Adam is racking up quite the streak at the bottom of the Workaholics power rankings right now. He’s the most oblivious to Ram and Samson’s homosexuality. When he catches them about to shower together, he says they’re conserving water, and when they lie to themselves about going through a gay phase in order to get their jobs back, Adam is quick to jump on board that explanation, because “dudes with giant muscles are never gay.” Anders keeps trying to commodify their emerging sexuality into a business venture of his own. Blake is just uncomfortable with the sounds of gay sex, but vehemently voices his approval of Ram and Samson’s consummated relationship.

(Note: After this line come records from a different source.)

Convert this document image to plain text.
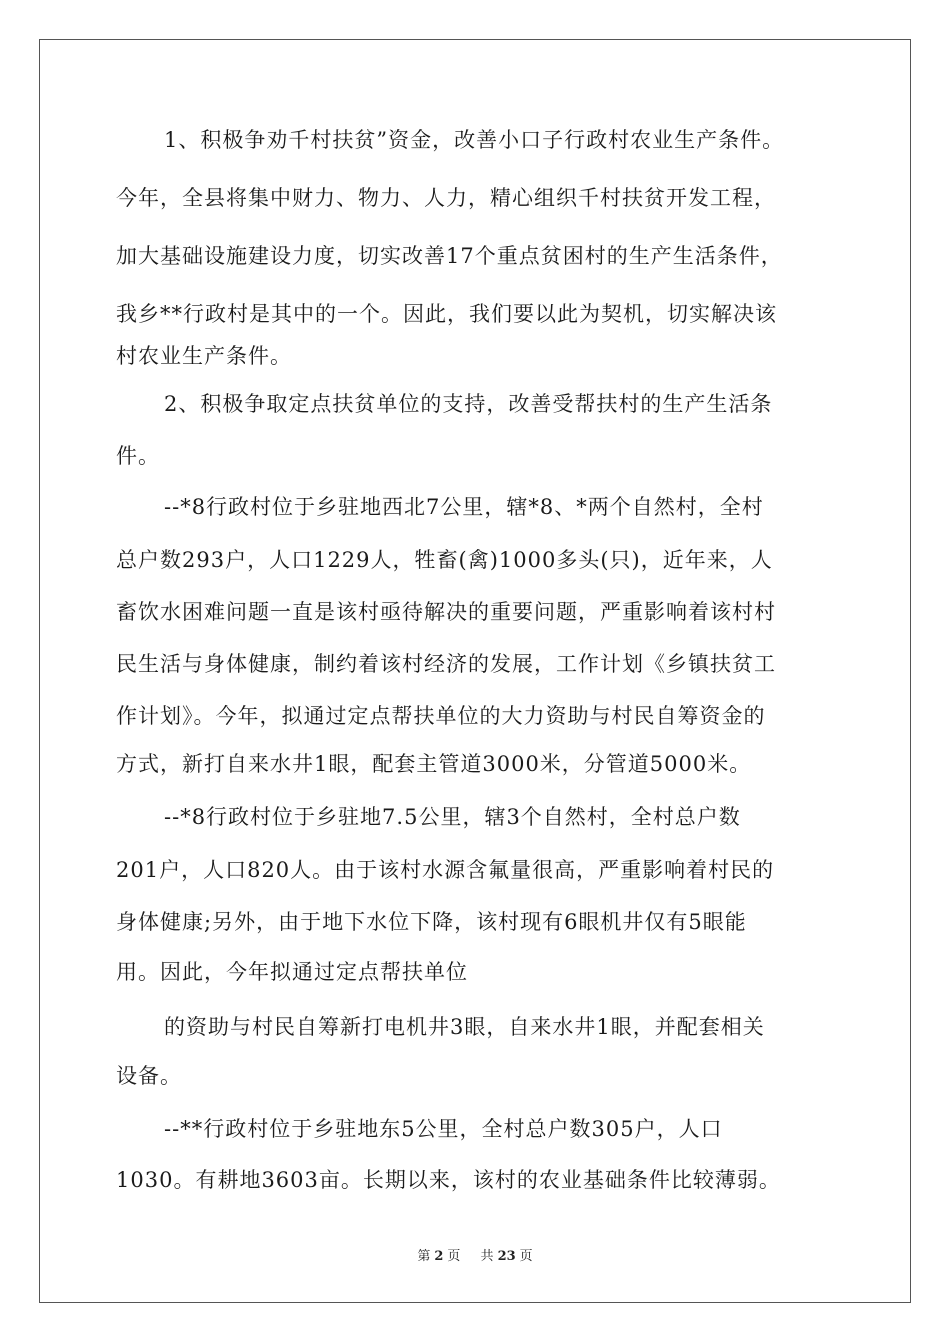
1、积极争劝千村扶贫”资金，改善小口子行政村农业生产条件。
今年，全县将集中财力、物力、人力，精心组织千村扶贫开发工程，
加大基础设施建设力度，切实改善17个重点贫困村的生产生活条件，
我乡**行政村是其中的一个。因此，我们要以此为契机，切实解决该
村农业生产条件。
2、积极争取定点扶贫单位的支持，改善受帮扶村的生产生活条
件。
--*8行政村位于乡驻地西北7公里，辖*8、*两个自然村，全村
总户数293户，人口1229人，牲畜(禽)1000多头(只)，近年来，人
畜饮水困难问题一直是该村亟待解决的重要问题，严重影响着该村村
民生活与身体健康，制约着该村经济的发展，工作计划《乡镇扶贫工
作计划》。今年，拟通过定点帮扶单位的大力资助与村民自筹资金的
方式，新打自来水井1眼，配套主管道3000米，分管道5000米。
--*8行政村位于乡驻地7.5公里，辖3个自然村，全村总户数
201户，人口820人。由于该村水源含氟量很高，严重影响着村民的
身体健康;另外，由于地下水位下降，该村现有6眼机井仅有5眼能
用。因此，今年拟通过定点帮扶单位
的资助与村民自筹新打电机井3眼，自来水井1眼，并配套相关
设备。
--**行政村位于乡驻地东5公里，全村总户数305户，人口
1030。有耕地3603亩。长期以来，该村的农业基础条件比较薄弱。
第 2 页 共 23 页
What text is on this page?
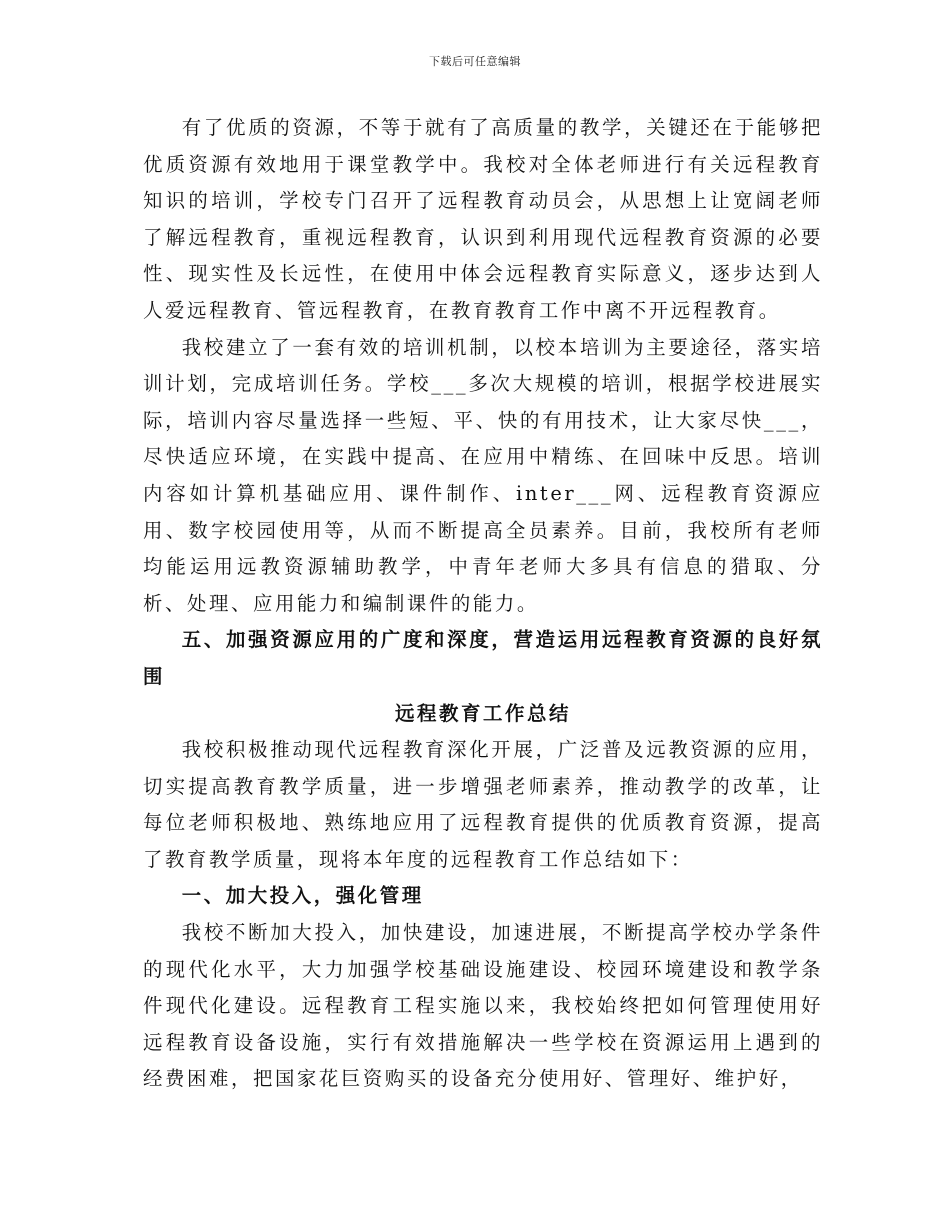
下载后可任意编辑

有了优质的资源，不等于就有了高质量的教学，关键还在于能够把优质资源有效地用于课堂教学中。我校对全体老师进行有关远程教育知识的培训，学校专门召开了远程教育动员会，从思想上让宽阔老师了解远程教育，重视远程教育，认识到利用现代远程教育资源的必要性、现实性及长远性，在使用中体会远程教育实际意义，逐步达到人人爱远程教育、管远程教育，在教育教育工作中离不开远程教育。

我校建立了一套有效的培训机制，以校本培训为主要途径，落实培训计划，完成培训任务。学校___多次大规模的培训，根据学校进展实际，培训内容尽量选择一些短、平、快的有用技术，让大家尽快___，尽快适应环境，在实践中提高、在应用中精练、在回味中反思。培训内容如计算机基础应用、课件制作、inter___网、远程教育资源应用、数字校园使用等，从而不断提高全员素养。目前，我校所有老师均能运用远教资源辅助教学，中青年老师大多具有信息的猎取、分析、处理、应用能力和编制课件的能力。

五、加强资源应用的广度和深度，营造运用远程教育资源的良好氛围

远程教育工作总结

我校积极推动现代远程教育深化开展，广泛普及远教资源的应用，切实提高教育教学质量，进一步增强老师素养，推动教学的改革，让每位老师积极地、熟练地应用了远程教育提供的优质教育资源，提高了教育教学质量，现将本年度的远程教育工作总结如下：

一、加大投入，强化管理

我校不断加大投入，加快建设，加速进展，不断提高学校办学条件的现代化水平，大力加强学校基础设施建设、校园环境建设和教学条件现代化建设。远程教育工程实施以来，我校始终把如何管理使用好远程教育设备设施，实行有效措施解决一些学校在资源运用上遇到的经费困难，把国家花巨资购买的设备充分使用好、管理好、维护好，
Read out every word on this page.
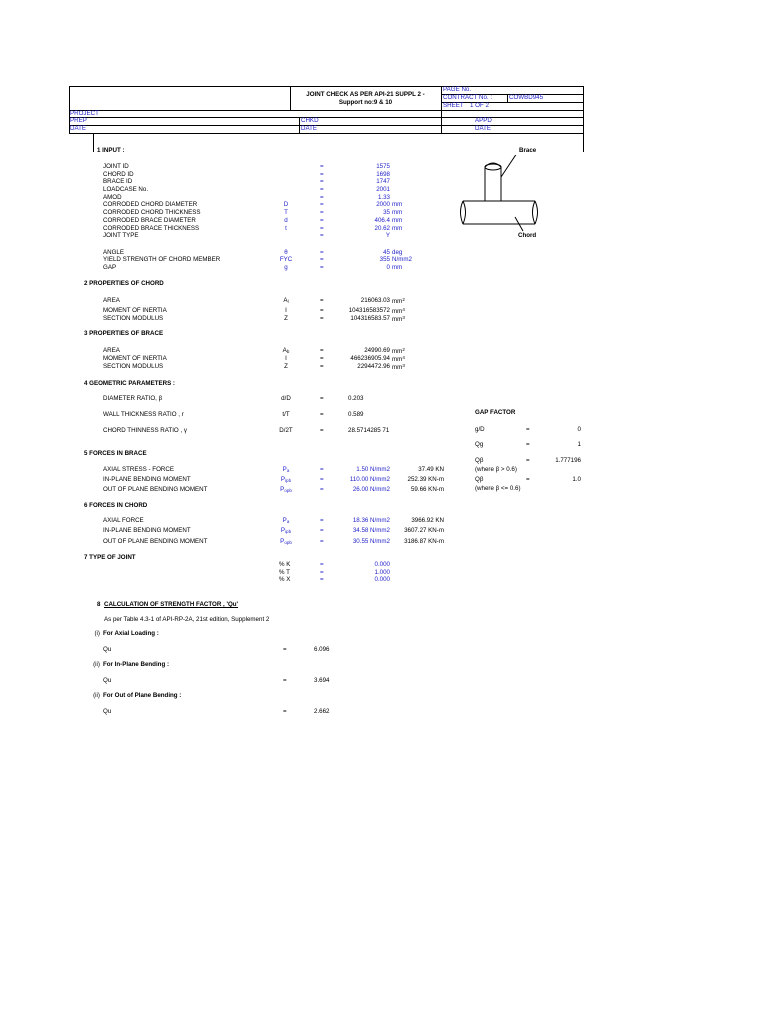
JOINT CHECK AS PER API-21 SUPPL 2 -
Support no:9 & 10
PAGE No.
CONTRACT No. :	COWBD945
SHEET 1 OF 2
PROJECT
PREP	CHKD	APPD
DATE	DATE	DATE
1 INPUT :
JOINT ID	=	1575
CHORD ID	=	1698
BRACE ID	=	1747
LOADCASE No.	=	2001
AMOD	=	1.33
CORRODED CHORD DIAMETER	D	=	2000 mm
CORRODED CHORD THICKNESS	T	=	35 mm
CORRODED BRACE DIAMETER	d	=	406.4 mm
CORRODED BRACE THICKNESS	t	=	20.62 mm
JOINT TYPE	=	Y
ANGLE	θ	=	45 deg
YIELD STRENGTH OF CHORD MEMBER	FYC	=	355 N/mm2
GAP	g	=	0 mm
Brace
Chord
2 PROPERTIES OF CHORD
AREA	$A_l$	=	216063.03 $mm^2$
MOMENT OF INERTIA	I	=	104316583572 $mm^4$
SECTION MODULUS	Z	=	104316583.57 $mm^3$
3 PROPERTIES OF BRACE
AREA	$A_b$	=	24990.69 $mm^2$
MOMENT OF INERTIA	I	=	466236905.94 $mm^4$
SECTION MODULUS	Z	=	2294472.96 $mm^3$
4 GEOMETRIC PARAMETERS :
DIAMETER RATIO, β	d/D	=	0.203
WALL THICKNESS RATIO , r	t/T	=	0.589
CHORD THINNESS RATIO , γ	D/2T	=	28.5714285 71
GAP FACTOR
g/D	=	0
Qg	=	1
Qβ	=	1.777196
(where β > 0.6)
Qβ	=	1.0
(where β <= 0.6)
5 FORCES IN BRACE
AXIAL STRESS - FORCE	$P_a$	=	1.50 N/mm2	37.49 KN
IN-PLANE BENDING MOMENT	$P_{ipb}$	=	110.00 N/mm2	252.39 KN-m
OUT OF PLANE BENDING MOMENT	$P_{opb}$	=	26.00 N/mm2	59.66 KN-m
6 FORCES IN CHORD
AXIAL FORCE	$P_a$	=	18.36 N/mm2	3966.92 KN
IN-PLANE BENDING MOMENT	$P_{ipb}$	=	34.58 N/mm2	3607.27 KN-m
OUT OF PLANE BENDING MOMENT	$P_{opb}$	=	30.55 N/mm2	3186.87 KN-m
7 TYPE OF JOINT
% K	=	0.000
% T	=	1.000
% X	=	0.000
8 CALCULATION OF STRENGTH FACTOR , 'Qu'
As per Table 4.3-1 of API-RP-2A, 21st edition, Supplement 2
(i) For Axial Loading :
Qu	=	6.096
(ii) For In-Plane Bending :
Qu	=	3.694
(ii) For Out of Plane Bending :
Qu	=	2.662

As is the case with most episodes of Workaholics, the show is making fun of Adam’s pathetic denial and humiliating public displays of weakness, but it’s just not that funny to watch. It doesn’t go beyond mocking the trio for their discomfort and narrow-mindedness, to the point where it’s just one relentless tone of joke through to the end. They represent the people who say they’re “super-comfortable” with homosexuality but still treat gay people as repellent, not unlike Nick DiPaolo’s “character” in that Louie scene. And like DiPaolo, despite the guys’ pleas of unity, their baser reactions betray latent ignorance. Workaholics doesn’t have a responsibility to depict a complex examination of a social issue like this, but when it goes after easy jokes and settle for a lazy and annoying tone, it spoils the funnier material.
- There are individual moments throughout “The Lord’s Force” that are still very funny, but the overall theme and subject matter of the episode informed the grade this week.
- Yes, that is Tim Heidecker as the ringleader of The Lord's Force. He gets some funny and angry reactions, but not much in the way of great dialogue.
- When the trio is disturbed by a suicide video on the Internet, Anders’ solution is to find twerkin' videos to change gears.
- These guys throw big parties with a lot of people, get blasted drunk and smoke all the time—and Anders has never smoked a cigarette? They dropped acid, that oversight is just ridiculous.
- Anders saw Tony Shalhoub at the airport and didn’t mention Monk once… just Wings.
- Funniest line of the night somehow still goes to Adam, for his declaration that he’s “a straight man who’s had sex with over FIVE WOMEN.”